T04023

Toezegging Uitspraak Amsterdamse treiteraanpak door Afdeling bestuursrechtspraak (36.225)



De minister van Justitie en Veiligheid zegt de Kamer, naar aanleiding van vragen van de leden Veldhoen (GroenLinks-PvdA) en Talsma (ChristenUnie), toe dat wanneer de rechter beslist dat de uitspraak van de Afdeling bestuursrechtspraak van de Raad van State van 3 juli 2024, waarbij werd geoordeeld dat opname in de (Amsterdamse) treiteraanpak gelijk staat aan een besluit in de zin van de Awb, ook van toepassing is op aanmelding bij een casusoverleg, de werkwijze van de gemeente Amsterdam (het vermelden van een rechtsmiddelenclausule) bij de invoeringstoets algemeen geldend te verklaren voor alle gemeenten.


Kerngegevens

Nummer T04023
Status openstaand
Datum toezegging 21 januari 2025
Deadline 1 juli 2026
Verantwoordelijke(n) Minister van Justitie en Veiligheid
Kamerleden mr. H.J.J. Talsma (ChristenUnie)
mr. G.V.M. Veldhoen (GroenLinks-PvdA)
Commissie commissie voor Justitie en Veiligheid (J&V)
Soort activiteit Plenaire vergadering
Categorie brief/nota
Onderwerpen Afdeling Bestuursrechtspraak Raad van State
bestuursrechters
treiteraanpak
Kamerstukken Wet gegevensverwerking persoonsgerichte aanpak radicalisering en terroristische activiteiten (36.225)


Uit de stukken

Handelingen I 2024-2025, nr. 15, item 3 - blz. 2

Mevrouw Veldhoen (GroenLinks-PvdA):

(…)

“Dan de rechtsbescherming, een belangrijk punt voor mijn fractie. Het besluit om iemand in een PGA op te nemen is niet onderworpen aan een voorafgaande rechterlijke toets. De minister meent dat een besluit tot aanmelding bij een casusoverleg een feitelijke handeling is en geen besluit. Dit maakt dat er geen bezwaar en beroep mogelijk is. De uitspraak van de Afdeling bestuursrechtspraak van de Raad van State van 3 juli 2024 maakt dat voor de minister niet anders. Verder verwijst de minister ook in de antwoorden op onze vragen op de rechtsbescherming van de AVG. Maar kijk je goed naar de uitspraak van de Afdeling, dan is het de vraag of het standpunt van de minister stand kan houden en ook in rechte zal houden.
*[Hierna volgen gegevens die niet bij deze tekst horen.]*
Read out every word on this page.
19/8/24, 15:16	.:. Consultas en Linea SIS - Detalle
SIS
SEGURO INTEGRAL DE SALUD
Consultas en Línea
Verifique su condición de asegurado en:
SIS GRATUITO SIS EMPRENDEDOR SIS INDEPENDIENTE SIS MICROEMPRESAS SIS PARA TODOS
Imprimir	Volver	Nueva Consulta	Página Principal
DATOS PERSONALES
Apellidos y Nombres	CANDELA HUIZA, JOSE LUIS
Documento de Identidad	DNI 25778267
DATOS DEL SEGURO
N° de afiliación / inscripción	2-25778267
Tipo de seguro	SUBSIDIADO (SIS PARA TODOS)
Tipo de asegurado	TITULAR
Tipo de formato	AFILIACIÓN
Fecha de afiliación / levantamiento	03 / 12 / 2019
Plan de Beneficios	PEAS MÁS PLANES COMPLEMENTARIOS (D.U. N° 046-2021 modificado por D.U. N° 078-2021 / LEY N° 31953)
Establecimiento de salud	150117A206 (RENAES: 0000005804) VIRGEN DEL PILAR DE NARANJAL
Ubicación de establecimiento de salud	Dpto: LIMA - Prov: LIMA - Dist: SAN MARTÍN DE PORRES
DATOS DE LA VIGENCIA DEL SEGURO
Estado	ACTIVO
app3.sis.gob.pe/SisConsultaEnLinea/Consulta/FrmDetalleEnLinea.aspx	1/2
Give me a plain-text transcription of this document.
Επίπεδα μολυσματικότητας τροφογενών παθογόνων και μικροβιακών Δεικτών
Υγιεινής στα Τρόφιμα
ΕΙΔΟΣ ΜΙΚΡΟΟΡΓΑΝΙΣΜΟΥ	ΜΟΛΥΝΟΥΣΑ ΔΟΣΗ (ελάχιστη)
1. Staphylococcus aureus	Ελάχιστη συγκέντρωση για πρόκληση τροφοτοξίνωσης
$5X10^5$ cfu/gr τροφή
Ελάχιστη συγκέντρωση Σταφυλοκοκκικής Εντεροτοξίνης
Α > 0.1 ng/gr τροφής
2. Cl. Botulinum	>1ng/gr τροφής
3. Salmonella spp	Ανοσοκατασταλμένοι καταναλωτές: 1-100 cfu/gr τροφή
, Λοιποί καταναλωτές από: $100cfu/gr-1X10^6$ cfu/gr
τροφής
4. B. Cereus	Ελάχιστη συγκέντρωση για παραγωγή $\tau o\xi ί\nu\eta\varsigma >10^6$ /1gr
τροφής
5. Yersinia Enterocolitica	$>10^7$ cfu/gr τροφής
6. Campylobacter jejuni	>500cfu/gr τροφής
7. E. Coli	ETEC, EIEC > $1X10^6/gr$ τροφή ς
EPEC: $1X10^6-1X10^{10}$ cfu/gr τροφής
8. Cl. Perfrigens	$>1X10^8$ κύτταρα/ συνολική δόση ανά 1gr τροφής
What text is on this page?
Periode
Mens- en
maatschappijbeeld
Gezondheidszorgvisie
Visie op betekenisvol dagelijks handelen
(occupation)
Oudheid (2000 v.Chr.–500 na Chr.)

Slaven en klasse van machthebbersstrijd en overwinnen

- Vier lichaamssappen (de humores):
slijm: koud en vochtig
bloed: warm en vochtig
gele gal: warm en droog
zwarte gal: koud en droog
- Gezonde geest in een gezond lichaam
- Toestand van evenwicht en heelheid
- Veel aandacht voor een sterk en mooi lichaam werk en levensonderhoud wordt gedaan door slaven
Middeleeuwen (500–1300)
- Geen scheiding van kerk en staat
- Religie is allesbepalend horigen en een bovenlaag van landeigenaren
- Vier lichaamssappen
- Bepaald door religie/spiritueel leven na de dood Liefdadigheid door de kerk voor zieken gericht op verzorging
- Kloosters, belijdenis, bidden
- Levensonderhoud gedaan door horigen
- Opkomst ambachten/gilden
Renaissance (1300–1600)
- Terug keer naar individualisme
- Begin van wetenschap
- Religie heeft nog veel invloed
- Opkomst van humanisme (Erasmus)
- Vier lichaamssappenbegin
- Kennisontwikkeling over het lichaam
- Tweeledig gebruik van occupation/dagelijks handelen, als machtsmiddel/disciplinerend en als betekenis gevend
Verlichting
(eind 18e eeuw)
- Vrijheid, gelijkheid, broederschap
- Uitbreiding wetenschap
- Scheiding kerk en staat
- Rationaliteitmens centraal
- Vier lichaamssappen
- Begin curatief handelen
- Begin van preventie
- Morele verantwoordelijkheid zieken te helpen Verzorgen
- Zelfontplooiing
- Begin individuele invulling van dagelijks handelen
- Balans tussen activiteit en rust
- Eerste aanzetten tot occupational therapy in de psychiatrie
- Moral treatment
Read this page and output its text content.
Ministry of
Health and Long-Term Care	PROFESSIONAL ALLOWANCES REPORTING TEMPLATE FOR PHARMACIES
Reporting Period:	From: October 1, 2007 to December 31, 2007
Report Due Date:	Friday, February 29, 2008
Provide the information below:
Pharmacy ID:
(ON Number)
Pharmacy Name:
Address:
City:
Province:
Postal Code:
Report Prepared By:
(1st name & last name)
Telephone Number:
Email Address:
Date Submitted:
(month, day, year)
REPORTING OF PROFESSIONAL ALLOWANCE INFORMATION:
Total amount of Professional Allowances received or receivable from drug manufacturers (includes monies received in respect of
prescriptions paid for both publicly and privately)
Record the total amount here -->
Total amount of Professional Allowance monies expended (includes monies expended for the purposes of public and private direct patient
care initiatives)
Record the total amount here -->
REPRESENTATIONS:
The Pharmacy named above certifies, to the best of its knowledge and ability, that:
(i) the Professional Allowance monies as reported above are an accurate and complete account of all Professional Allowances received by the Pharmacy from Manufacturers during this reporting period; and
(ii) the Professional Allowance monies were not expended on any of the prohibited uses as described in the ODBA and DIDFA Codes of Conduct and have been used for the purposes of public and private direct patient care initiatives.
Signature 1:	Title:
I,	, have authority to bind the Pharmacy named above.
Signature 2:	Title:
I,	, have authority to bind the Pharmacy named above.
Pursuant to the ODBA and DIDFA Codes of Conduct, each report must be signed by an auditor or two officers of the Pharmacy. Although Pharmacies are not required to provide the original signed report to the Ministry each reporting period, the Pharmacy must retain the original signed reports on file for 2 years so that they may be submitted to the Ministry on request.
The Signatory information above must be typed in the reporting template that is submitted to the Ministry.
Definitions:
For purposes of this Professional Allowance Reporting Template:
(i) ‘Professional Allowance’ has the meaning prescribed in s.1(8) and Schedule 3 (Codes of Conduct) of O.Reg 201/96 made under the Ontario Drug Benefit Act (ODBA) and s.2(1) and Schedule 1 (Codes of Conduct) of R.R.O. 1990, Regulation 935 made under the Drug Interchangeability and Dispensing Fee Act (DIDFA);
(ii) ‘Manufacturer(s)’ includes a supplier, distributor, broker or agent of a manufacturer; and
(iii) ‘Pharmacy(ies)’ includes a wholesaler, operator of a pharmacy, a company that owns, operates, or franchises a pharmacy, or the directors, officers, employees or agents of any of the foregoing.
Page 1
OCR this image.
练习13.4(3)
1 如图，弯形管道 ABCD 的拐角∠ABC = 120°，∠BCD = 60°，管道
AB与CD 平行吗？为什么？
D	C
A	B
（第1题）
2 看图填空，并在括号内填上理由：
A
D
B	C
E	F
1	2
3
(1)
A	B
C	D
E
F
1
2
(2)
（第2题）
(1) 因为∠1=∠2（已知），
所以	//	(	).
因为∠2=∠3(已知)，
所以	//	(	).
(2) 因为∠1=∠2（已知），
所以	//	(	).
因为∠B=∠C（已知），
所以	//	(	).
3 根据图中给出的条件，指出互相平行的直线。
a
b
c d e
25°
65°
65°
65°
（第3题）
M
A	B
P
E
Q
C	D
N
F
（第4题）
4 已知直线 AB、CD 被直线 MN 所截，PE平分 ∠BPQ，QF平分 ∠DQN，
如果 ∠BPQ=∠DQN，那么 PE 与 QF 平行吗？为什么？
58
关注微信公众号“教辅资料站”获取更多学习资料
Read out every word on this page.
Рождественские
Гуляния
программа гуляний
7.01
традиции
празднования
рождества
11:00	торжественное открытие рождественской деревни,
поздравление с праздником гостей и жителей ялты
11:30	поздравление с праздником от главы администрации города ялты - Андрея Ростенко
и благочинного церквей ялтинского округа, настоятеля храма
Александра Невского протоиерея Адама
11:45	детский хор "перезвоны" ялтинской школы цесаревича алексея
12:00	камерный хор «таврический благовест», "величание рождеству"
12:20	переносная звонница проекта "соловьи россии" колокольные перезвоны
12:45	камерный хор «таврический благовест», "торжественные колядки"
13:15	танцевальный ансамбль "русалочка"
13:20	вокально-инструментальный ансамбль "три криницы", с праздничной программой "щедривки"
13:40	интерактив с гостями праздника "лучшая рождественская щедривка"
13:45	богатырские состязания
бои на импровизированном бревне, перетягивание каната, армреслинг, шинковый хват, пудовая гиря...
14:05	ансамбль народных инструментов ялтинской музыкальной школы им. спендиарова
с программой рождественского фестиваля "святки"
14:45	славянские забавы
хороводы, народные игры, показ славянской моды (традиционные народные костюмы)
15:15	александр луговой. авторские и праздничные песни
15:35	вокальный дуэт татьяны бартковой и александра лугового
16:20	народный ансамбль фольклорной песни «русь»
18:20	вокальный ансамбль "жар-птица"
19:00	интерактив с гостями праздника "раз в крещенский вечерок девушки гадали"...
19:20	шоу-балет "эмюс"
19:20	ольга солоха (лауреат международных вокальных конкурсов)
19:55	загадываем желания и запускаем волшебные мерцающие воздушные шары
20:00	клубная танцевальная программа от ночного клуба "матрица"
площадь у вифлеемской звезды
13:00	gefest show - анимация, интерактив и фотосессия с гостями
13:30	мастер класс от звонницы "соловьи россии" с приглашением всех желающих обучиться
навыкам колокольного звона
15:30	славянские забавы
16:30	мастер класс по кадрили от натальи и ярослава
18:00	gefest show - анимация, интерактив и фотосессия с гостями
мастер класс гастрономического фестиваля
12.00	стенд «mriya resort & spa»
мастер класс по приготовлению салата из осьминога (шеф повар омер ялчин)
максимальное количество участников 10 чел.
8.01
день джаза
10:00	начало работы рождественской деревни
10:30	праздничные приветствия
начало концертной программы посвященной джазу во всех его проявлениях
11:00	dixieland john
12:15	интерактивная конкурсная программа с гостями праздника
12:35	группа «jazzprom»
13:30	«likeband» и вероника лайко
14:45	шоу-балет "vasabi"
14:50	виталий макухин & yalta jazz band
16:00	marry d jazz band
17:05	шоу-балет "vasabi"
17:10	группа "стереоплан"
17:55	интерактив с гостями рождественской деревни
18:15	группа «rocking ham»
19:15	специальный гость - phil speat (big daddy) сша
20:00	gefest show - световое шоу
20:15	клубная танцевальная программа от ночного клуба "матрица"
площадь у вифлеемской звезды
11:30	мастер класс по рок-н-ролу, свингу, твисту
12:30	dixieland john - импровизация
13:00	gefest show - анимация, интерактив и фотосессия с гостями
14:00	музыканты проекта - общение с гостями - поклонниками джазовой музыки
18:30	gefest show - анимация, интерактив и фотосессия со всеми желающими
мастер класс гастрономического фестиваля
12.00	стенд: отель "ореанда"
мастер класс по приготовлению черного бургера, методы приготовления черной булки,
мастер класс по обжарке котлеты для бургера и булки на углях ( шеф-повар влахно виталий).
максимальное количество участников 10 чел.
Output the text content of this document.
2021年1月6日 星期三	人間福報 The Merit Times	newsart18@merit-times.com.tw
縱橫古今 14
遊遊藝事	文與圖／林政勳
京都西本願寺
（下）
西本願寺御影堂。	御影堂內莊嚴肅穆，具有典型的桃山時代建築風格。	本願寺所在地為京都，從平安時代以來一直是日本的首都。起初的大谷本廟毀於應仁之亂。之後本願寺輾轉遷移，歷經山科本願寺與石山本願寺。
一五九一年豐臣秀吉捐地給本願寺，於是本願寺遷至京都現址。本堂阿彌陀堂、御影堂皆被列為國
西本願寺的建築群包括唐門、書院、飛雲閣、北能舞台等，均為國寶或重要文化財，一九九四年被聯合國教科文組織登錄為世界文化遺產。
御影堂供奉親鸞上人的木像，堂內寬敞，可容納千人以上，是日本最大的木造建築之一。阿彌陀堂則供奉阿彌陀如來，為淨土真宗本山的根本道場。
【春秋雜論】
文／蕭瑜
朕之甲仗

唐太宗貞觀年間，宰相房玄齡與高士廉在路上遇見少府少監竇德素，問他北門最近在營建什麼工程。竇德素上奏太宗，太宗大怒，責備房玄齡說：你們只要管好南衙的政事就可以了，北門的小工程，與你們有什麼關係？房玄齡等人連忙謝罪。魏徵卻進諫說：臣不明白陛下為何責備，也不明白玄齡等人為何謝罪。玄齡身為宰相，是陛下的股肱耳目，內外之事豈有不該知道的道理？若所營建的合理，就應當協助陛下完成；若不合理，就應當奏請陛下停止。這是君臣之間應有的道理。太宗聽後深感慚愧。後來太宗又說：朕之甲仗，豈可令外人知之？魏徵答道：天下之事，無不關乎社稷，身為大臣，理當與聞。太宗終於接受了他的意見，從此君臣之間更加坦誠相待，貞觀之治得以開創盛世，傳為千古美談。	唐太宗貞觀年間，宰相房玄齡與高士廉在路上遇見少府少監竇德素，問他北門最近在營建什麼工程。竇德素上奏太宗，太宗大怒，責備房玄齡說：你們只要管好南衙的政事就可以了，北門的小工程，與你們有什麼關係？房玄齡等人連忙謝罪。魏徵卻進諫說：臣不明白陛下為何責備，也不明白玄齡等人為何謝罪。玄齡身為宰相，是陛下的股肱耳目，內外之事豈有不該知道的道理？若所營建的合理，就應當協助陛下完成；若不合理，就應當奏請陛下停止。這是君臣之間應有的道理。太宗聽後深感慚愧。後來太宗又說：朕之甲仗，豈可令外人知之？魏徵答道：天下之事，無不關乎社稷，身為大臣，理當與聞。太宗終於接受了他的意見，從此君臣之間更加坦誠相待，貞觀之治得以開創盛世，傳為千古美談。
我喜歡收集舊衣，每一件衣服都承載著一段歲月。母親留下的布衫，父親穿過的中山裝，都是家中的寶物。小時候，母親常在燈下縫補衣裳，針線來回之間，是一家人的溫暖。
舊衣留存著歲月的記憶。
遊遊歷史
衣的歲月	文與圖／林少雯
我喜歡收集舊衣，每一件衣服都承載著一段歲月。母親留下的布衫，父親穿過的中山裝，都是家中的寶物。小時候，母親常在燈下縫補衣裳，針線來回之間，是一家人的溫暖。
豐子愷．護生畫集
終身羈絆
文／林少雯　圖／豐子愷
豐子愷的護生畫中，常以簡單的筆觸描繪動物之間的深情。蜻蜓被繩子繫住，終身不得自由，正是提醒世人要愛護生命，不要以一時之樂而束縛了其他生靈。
De Afdeling overweegt dat bij opname in de treiteraanpak — en ik realiseer mij goed dat dat een andere aanpak is dan deze — informatie over betrokkene wordt verzameld, wat tot gevolg heeft dat verschillende instanties deze informatie delen en daarmee op grote schaal persoonsgegevens verwerken. De Afdeling overweegt vervolgens dat de betrokkene alleen via de AVG een verzoek kan doen tot verwijdering van de gegevens, maar deze zijn dan al verwerkt en dat kan niet meer ongedaan worden gemaakt. Dat is naar het oordeel van de Afdeling onredelijk bezwarend en daarom moet de beslissing om iemand in de aanpak op te nemen om redenen van rechtsbescherming met een besluit worden gelijkgesteld. Ik vertaal het even zo: de Afdeling vindt de rechtsbescherming van uitsluitend de AVG ten aanzien van het besluit tot opname in de aanpak niet vol- doende. Amsterdam heeft dit oordeel ook gevolgd en daar is de notificatiebrief waarmee de betrokken burger op de hoogte wordt gebracht van de beslissing dat hij of zij in de aanpak is opgenomen als een besluit in de zin van de Awb aangemerkt. Er is ook een rechtsmiddelenclausule toegevoegd, zodat een burger weet dat hij bezwaar en beroep daartegen kan instellen.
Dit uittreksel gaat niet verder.